Pope Francis to immigrants: ‘Do not be ashamed of your traditions’
In the sky above New York Harbor on Saturday, Pope Francis found his way to the cockpit of his helicopter and asked the pilot to make a loop past Ellis Island, the historic gateway for millions of American immigrants.
It was an emotionally moving sight for the pontiff, the first Latin American pope, a child of immigrants, born Jorge Mario Bergoglio, the son of an Italian bookkeeper in Buenos Aires.

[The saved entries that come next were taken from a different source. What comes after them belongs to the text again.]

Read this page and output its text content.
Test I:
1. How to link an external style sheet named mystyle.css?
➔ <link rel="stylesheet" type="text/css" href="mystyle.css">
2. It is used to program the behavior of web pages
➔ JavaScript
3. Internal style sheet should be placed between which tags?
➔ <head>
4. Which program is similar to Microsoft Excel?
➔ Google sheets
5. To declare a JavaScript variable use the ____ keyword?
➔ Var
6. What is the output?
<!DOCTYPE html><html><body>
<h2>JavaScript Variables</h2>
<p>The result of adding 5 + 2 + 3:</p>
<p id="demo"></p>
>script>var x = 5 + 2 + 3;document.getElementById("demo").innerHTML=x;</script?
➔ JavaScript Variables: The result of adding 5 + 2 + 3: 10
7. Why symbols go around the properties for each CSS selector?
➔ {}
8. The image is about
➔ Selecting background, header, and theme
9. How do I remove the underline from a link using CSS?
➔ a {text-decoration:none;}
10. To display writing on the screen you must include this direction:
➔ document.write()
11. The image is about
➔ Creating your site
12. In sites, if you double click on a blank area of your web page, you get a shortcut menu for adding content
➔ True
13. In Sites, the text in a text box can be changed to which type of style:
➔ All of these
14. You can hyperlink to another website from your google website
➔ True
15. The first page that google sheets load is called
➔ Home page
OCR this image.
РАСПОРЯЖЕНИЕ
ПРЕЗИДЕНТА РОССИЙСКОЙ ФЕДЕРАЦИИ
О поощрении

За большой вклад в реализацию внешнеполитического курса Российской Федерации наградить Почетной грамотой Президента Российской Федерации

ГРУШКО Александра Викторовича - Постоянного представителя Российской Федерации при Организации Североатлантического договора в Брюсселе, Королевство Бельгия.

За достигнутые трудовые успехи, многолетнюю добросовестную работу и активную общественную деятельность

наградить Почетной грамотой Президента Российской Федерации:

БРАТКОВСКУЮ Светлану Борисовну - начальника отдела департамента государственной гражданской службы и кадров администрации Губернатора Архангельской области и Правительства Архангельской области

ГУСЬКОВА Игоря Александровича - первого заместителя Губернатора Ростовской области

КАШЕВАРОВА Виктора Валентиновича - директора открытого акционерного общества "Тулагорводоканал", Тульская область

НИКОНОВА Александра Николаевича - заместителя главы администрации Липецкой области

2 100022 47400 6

That impromptu detour on the way to the airport for the short flight to Philadelphia lent a symbolically resonant note to a U.S. visit in which the pontiff has interwoven references to the plight of immigrants, a call that powerfully resonates with the large U.S. Latino population so critical to the future of the U.S. Catholic Church. Although the pope has not delivered the kind of extensive remarks on the topic as he did on climate change at the United Nations, he introduced himself to the U.S. Congress as a “son of immigrants,” empathized aloud with immigrant schoolchildren in Harlem, and Saturday, with the Liberty Bell in Philadelphia as a backdrop, delivered a message that appeared to resonate greatly with the large number of Latino immigrants in the audience.
“I greet all of you with particular affection!” the pope said in Spanish. “Many of you have immigrated to this country at great personal cost, but in the hope of building a new life. Do not be discouraged by whatever challenges and hardships you face.”